Altair 4, March 1st, 2014

Hot on the heels of 'Dystopia' (2011), Iced Earth's new album 'Plagues of Babylon' (2014) acts as a sufficient followup, but falls back onto time-worn formulas, stock riffs, and uncreative lyrics. There's enough solid song writing to make listening to the album bearable, but the lack of memorable passages and hooks makes this album a bit tedious to listen to from beginning to end. Many of the songs in here hark back to the days of 'The Dark Saga', as a number of the songs have the same eerie sound with their intros ("Democide", "The End?", and "Cthulu" come to mind first).

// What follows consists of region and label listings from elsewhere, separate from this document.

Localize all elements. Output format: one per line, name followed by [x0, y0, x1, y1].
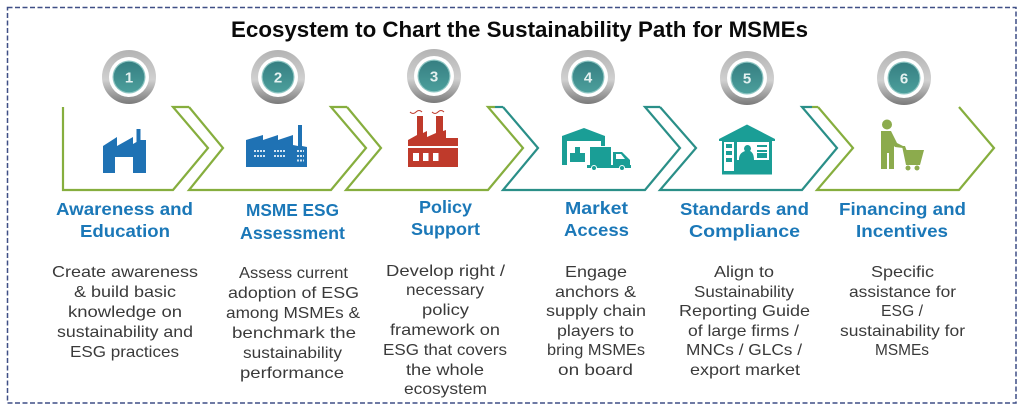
description 6: MSMEs [875, 342, 929, 359]
chevron 5 [660, 107, 837, 190]
description 3: policy [422, 302, 469, 319]
description 5: MNCs / GLCs / [686, 342, 803, 359]
heading 6: Incentives [856, 221, 948, 241]
heading 6 [839, 199, 966, 241]
description 6 [840, 264, 966, 359]
description 2: Assess current [239, 265, 349, 282]
description 3: framework on [390, 322, 500, 339]
description 1: ESG practices [70, 344, 179, 361]
description 2: benchmark the [232, 325, 356, 342]
number badge 1 [102, 50, 156, 104]
heading 3 [411, 197, 480, 239]
description 3: the whole [406, 362, 484, 379]
step 2: MSME ESG Assessment [189, 50, 366, 382]
number badge 4 [561, 50, 615, 104]
description 4: Engage [565, 264, 627, 281]
icon: polluting factory [408, 110, 458, 167]
description 2 [226, 265, 360, 382]
description 3: ESG that covers [383, 342, 507, 359]
description 1: Create awareness [52, 264, 198, 281]
description 4: bring MSMEs [547, 342, 645, 359]
description 3 [383, 263, 507, 398]
number badge 3: 3 [430, 68, 438, 86]
description 3: Develop right / [386, 263, 506, 280]
icon: kiosk [719, 124, 775, 174]
description 6: assistance for [849, 284, 957, 301]
description 1: knowledge on [68, 304, 182, 321]
number badge 3 [407, 49, 461, 103]
heading 5: Standards and [680, 199, 809, 219]
heading 4: Market [565, 198, 628, 218]
icon: factory [103, 129, 146, 173]
description 2: adoption of ESG [228, 285, 359, 302]
heading 2: Assessment [240, 223, 345, 243]
description 4: anchors & [555, 284, 636, 301]
number badge 6 [877, 51, 931, 105]
number badge 1: 1 [125, 70, 133, 86]
step 4: Market Access [503, 50, 680, 379]
chevron 4 [503, 107, 680, 190]
step 3: Policy Support [346, 49, 523, 398]
heading 1: Education [80, 221, 170, 241]
heading 2: MSME ESG [246, 200, 339, 220]
heading 3: Policy [419, 197, 472, 217]
description 2: sustainability [243, 345, 342, 362]
description 6: Specific [871, 264, 934, 281]
number badge 5 [720, 51, 774, 105]
icon: warehouse and truck [562, 128, 631, 170]
title: Ecosystem to Chart the Sustainability Path for MSMEs [231, 17, 808, 42]
description 1 [52, 264, 198, 361]
number badge 2: 2 [274, 70, 282, 86]
description 6: sustainability for [840, 323, 966, 340]
heading 4 [564, 198, 629, 240]
description 4: players to [557, 323, 634, 340]
chevron 1 [63, 107, 208, 190]
number badge 4: 4 [584, 70, 593, 86]
description 4 [546, 264, 646, 379]
number badge 6: 6 [900, 70, 908, 88]
heading 1: Awareness and [56, 199, 193, 219]
step 5: Standards and Compliance [660, 51, 837, 379]
number badge 5: 5 [743, 70, 751, 88]
description 1: & build basic [74, 284, 176, 301]
description 3: ecosystem [404, 381, 487, 398]
number badge 2 [251, 50, 305, 104]
heading 3: Support [411, 219, 480, 239]
chevron 3 [346, 107, 523, 190]
heading 4: Access [564, 220, 629, 240]
step 6: Financing and Incentives [817, 51, 994, 359]
description 2: among MSMEs & [226, 305, 360, 322]
heading 6: Financing and [839, 199, 966, 219]
description 5 [679, 264, 810, 379]
description 4: on board [558, 362, 633, 379]
description 1: sustainability and [57, 324, 193, 341]
description 5: of large firms / [688, 323, 800, 340]
description 5: Align to [714, 264, 774, 281]
step 1: Awareness and Education [52, 50, 208, 361]
description 6: ESG / [881, 303, 924, 320]
heading 5: Compliance [689, 221, 800, 241]
icon: factory with windows [246, 125, 307, 167]
description 4: supply chain [546, 303, 646, 320]
description 3: necessary [406, 282, 484, 299]
chevron 6 [817, 107, 994, 190]
chevron 2 [189, 107, 366, 190]
description 5: export market [690, 362, 801, 379]
heading 5 [680, 199, 809, 241]
heading 2 [240, 200, 345, 243]
heading 1 [56, 199, 193, 241]
description 2: performance [240, 365, 344, 382]
icon: person with shopping cart [881, 120, 924, 170]
description 5: Sustainability [694, 284, 794, 301]
description 5: Reporting Guide [679, 303, 810, 320]
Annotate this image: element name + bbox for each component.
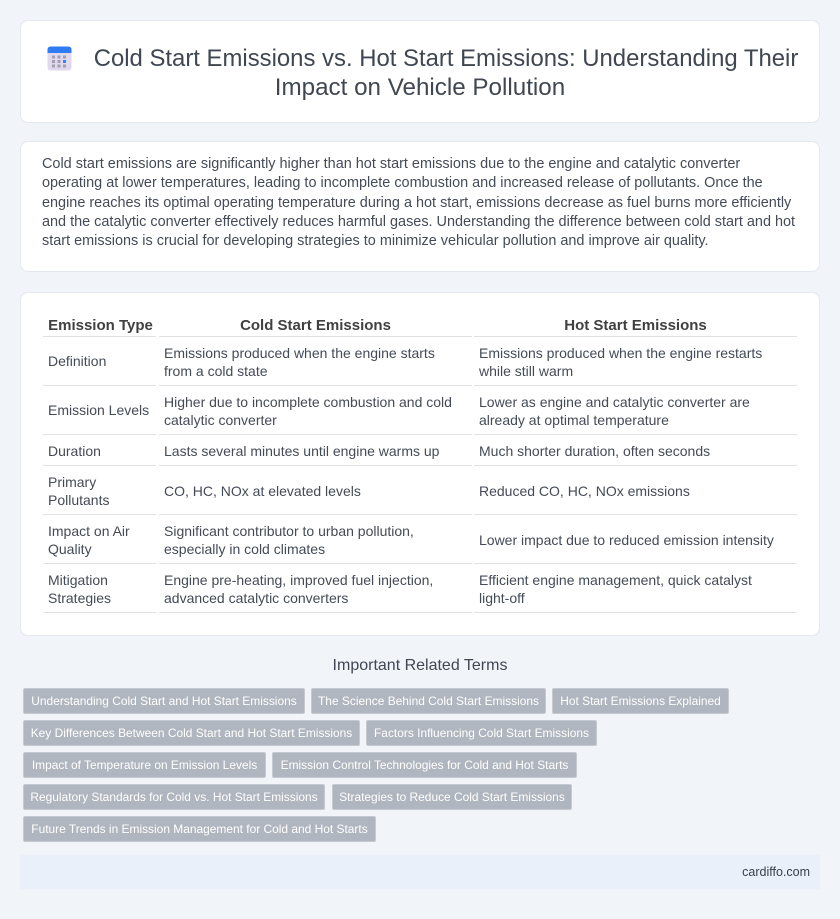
related terms tags: Strategies to Reduce Cold Start Emissions xyxy=(339,790,565,804)
panel: comparison table: Emissions produced when the engine starts xyxy=(164,345,435,361)
row: definition: Definition xyxy=(48,353,106,369)
panel: comparison table: Hot Start Emissions xyxy=(564,317,707,334)
title xyxy=(94,45,798,101)
related terms tags: Hot Start Emissions Explained xyxy=(560,694,721,708)
panel: summary text: operating at lower temperatures, leading to incomplete combustion and increased release of pollutants. Once the xyxy=(42,175,763,191)
panel: comparison table: already at optimal temperature xyxy=(479,412,669,428)
panel: comparison table: Lasts several minutes until engine warms up xyxy=(164,443,439,459)
panel: comparison table: Efficient engine management, quick catalyst xyxy=(479,572,752,588)
related terms tags xyxy=(23,688,729,842)
row: emission levels: Emission Levels xyxy=(48,402,149,418)
table header: Emission Type xyxy=(48,317,153,334)
related terms tags: The Science Behind Cold Start Emissions xyxy=(318,694,539,708)
panel: comparison table: Much shorter duration, often seconds xyxy=(479,443,710,459)
panel: comparison table: Emissions produced when the engine restarts xyxy=(479,345,762,361)
footer brand: cardiffo.com xyxy=(742,865,810,879)
panel: comparison table: Lower as engine and catalytic converter are xyxy=(479,394,750,410)
row: duration: Duration xyxy=(48,443,101,459)
row: mitigation strategies: Strategies xyxy=(48,590,111,606)
row: impact on air quality: Impact on Air xyxy=(48,523,130,539)
panel: comparison table: especially in cold climates xyxy=(164,541,325,557)
row: mitigation strategies xyxy=(48,572,111,606)
panel: summary text xyxy=(20,141,820,272)
panel: comparison table: while still warm xyxy=(479,363,573,379)
footer bar xyxy=(20,855,820,889)
row: primary pollutants xyxy=(48,474,109,508)
panel: comparison table: Engine pre-heating, improved fuel injection, xyxy=(164,572,433,588)
panel: comparison table: Higher due to incomplete combustion and cold xyxy=(164,394,452,410)
title: Impact on Vehicle Pollution xyxy=(275,74,565,101)
panel: comparison table: Lower impact due to reduced emission intensity xyxy=(479,532,774,548)
panel: comparison table: Cold Start Emissions xyxy=(240,317,391,334)
row: primary pollutants: Primary xyxy=(48,474,96,490)
panel: comparison table: CO, HC, NOx at elevated levels xyxy=(164,483,361,499)
related terms tags: Emission Control Technologies for Cold and Hot Starts xyxy=(281,758,568,772)
panel: summary text: and the catalytic converter effectively reduces harmful gases. Understanding the difference between cold start and hot xyxy=(42,214,795,230)
related terms tags: Factors Influencing Cold Start Emissions xyxy=(374,726,589,740)
title: Cold Start Emissions vs. Hot Start Emissions: Understanding Their xyxy=(94,45,798,72)
panel: title card xyxy=(20,20,820,123)
panel: comparison table: catalytic converter xyxy=(164,412,277,428)
panel: comparison table: advanced catalytic converters xyxy=(164,590,348,606)
panel: comparison table: from a cold state xyxy=(164,363,268,379)
panel: comparison table: Reduced CO, HC, NOx emissions xyxy=(479,483,690,499)
panel: comparison table: Significant contributor to urban pollution, xyxy=(164,523,414,539)
panel: comparison table: light-off xyxy=(479,590,525,606)
row: impact on air quality: Quality xyxy=(48,541,92,557)
panel: comparison table xyxy=(20,292,820,636)
related terms tags: Understanding Cold Start and Hot Start Emissions xyxy=(31,694,297,708)
related terms tags: Impact of Temperature on Emission Levels xyxy=(32,758,257,772)
related terms tags: Regulatory Standards for Cold vs. Hot Start Emissions xyxy=(30,790,318,804)
related terms tags: Future Trends in Emission Management for Cold and Hot Starts xyxy=(31,822,368,836)
row: primary pollutants: Pollutants xyxy=(48,492,109,508)
panel: summary text: start emissions is crucial for developing strategies to minimize vehicular pollution and improve air quality. xyxy=(42,233,709,249)
panel: summary text: Cold start emissions are significantly higher than hot start emissions due to the engine and catalytic converter xyxy=(42,156,740,172)
row: mitigation strategies: Mitigation xyxy=(48,572,108,588)
panel: summary text: engine reaches its optimal operating temperature during a hot start, emissions decrease as fuel burns more efficiently xyxy=(42,195,791,211)
icon: calendar xyxy=(48,46,72,70)
row: impact on air quality xyxy=(48,523,130,557)
related terms tags: Key Differences Between Cold Start and Hot Start Emissions xyxy=(31,726,352,740)
heading: related terms: Important Related Terms xyxy=(333,657,507,674)
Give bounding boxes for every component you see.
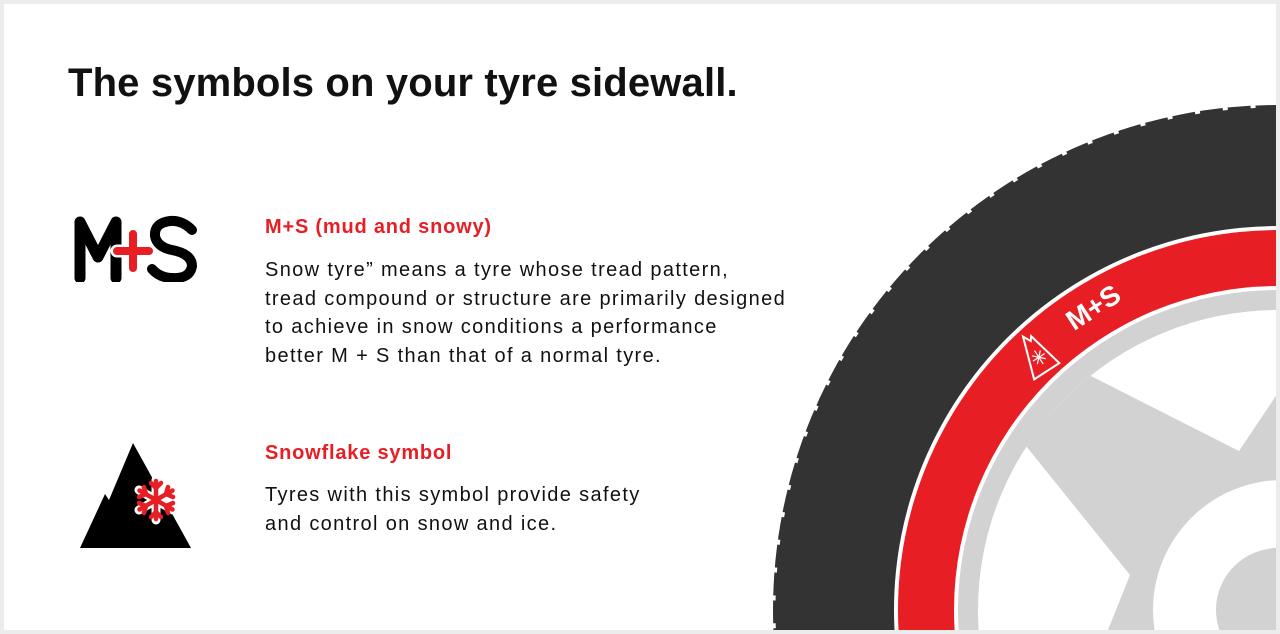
text block: M+S description: Snow tyre” means a tyre whose tread pattern, bbox=[265, 259, 729, 281]
icon: M+S logo bbox=[74, 216, 197, 282]
text block: snowflake description: Tyres with this symbol provide safety bbox=[265, 484, 641, 506]
sidewall M+S text: M+S bbox=[1060, 279, 1126, 336]
title: The symbols on your tyre sidewall. bbox=[68, 61, 738, 105]
text block: M+S description bbox=[265, 259, 786, 366]
text block: snowflake description: and control on snow and ice. bbox=[265, 512, 557, 534]
wheel rim bbox=[958, 290, 1276, 630]
heading: M+S: M+S (mud and snowy) bbox=[265, 216, 492, 238]
icon: mountain snowflake bbox=[80, 443, 191, 548]
tyre rubber bbox=[773, 105, 1280, 634]
sidewall snowflake mountain icon bbox=[1011, 328, 1059, 379]
text block: snowflake description bbox=[265, 484, 641, 534]
text block: M+S description: tread compound or structure are primarily designed bbox=[265, 288, 786, 310]
heading: snowflake symbol: Snowflake symbol bbox=[265, 442, 452, 464]
text block: M+S description: better M + S than that of a normal tyre. bbox=[265, 344, 662, 366]
text block: M+S description: to achieve in snow conditions a performance bbox=[265, 316, 718, 338]
red sidewall band bbox=[898, 230, 1280, 634]
tyre illustration bbox=[773, 105, 1276, 630]
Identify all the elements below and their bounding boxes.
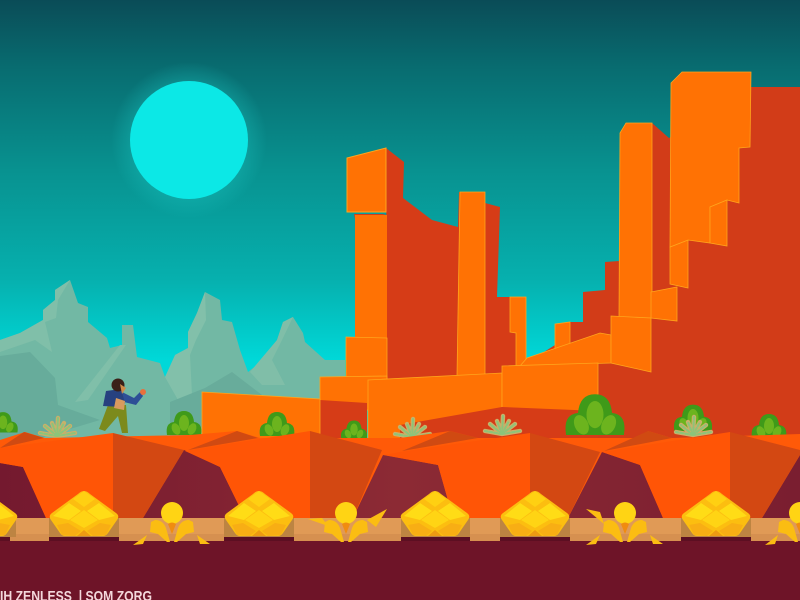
- left rock formation: [320, 148, 526, 410]
- stair step one: [651, 287, 677, 321]
- face: [120, 384, 126, 394]
- gold gem five: [682, 491, 750, 536]
- stair step two: [670, 240, 688, 288]
- belly: [114, 398, 125, 410]
- gold gem one: [50, 491, 118, 536]
- red cliff mass: [500, 87, 800, 450]
- plant: left edge bush: [0, 412, 18, 433]
- plate one: [0, 433, 184, 518]
- central pillar: [457, 192, 485, 376]
- ground plates: [0, 431, 800, 520]
- plant: desert shrub one: [40, 418, 75, 436]
- plate four: [602, 432, 800, 518]
- character walking: [99, 378, 146, 433]
- plant: desert shrub two: [395, 419, 430, 437]
- gold figure three: [586, 502, 663, 545]
- diamond under-shadows: [0, 518, 751, 537]
- low foreground blocks: [202, 363, 598, 445]
- wedge ledge: [520, 333, 611, 366]
- plant: bush with shrub: [674, 405, 712, 435]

The album starts out well enough, the title track pounds and throbs away consistently. It doesn't necessarily stand out on its own, but they certainly succeeded in creating a creepy, malevolent aura. Songs such as "The Culling" and "Parasite" feature guitar work which is impressive and memorable, but soon becomes bogged down and forgettable by everything else in the song that is lackluster. "Cthulu" has the most unique chorus on the album (in context of this album, anyways) with a sort of Iron Maiden feel. "Peacemaker" is another highlight, whilst nothing different regarding Jon Schaffer, in Iced Earth a song with such a western flavor is a welcome deviation from the painstaking norm.

This brings me to some of the more negative points about this album. "Among the Living Dead" features Hansi Kursch on "lead vocals" (bullshit) and "backing vocals" on a number of other songs (I've listened multiple times on different headphones and speakers and can't identify him for the life of me). I have no idea why Schaffer and crew decided to bring in a world class vocalist like Mr. Kursch and not give him any lead vocals. The "lead vocals" he does on "Among the Living Dead" is a brief melodic shrieking which repeats twice in the song. An almost offensive waste of talent, Demons & Wizards fans lament!

On "Among the Living Dead", among others, Stu Block's vocals seem tired and a bit sloppy. If this is not the case then I guess his vocals on this album are simply just annoying. I don't like to talk smack on vocalists, especially since I know Stu can belt like a banshee (as demonstrated on 'Dystopia'), so I don't know why his vocals took a step down on this release. My speculation is that Iced Earth recorded this album after a long-ass world tour with little to no breathing room between.

Choruses on this album seem to be fairly similar in chord progressions and contribute greatly to the dejavu felt multiple times throughout. The amateurish and uncreative lyrics definitely don't do any favors for them, either. The prime offender in the lyrics category is easily "If I Could See You Now", how many times have Iced Earth written a ballad like this? Both lyrically and musically this song is a simple retread of the same ballad they've written time and time again.

A band can maintain their trademark sound but still evolve. Iced Earth has touched on this a couple of times with releases like 'Horror Show' and 'The Glorious Burden', but constantly fall back onto these uninspired, formulaic albums. It's like seeing a son with so much potential decide to work at a gas station in stead of becoming a pilot. Somehow I can't shake the feeling that this album was rushed out in an effort to preserve the momentum gained from 'Dystopia' (a superior album, to be sure). It's a shame when the album artwork is more memorable than any of the songs on the album itself.

There's enough on here that's good and rocks, but it's overwhelmed by forgettable material.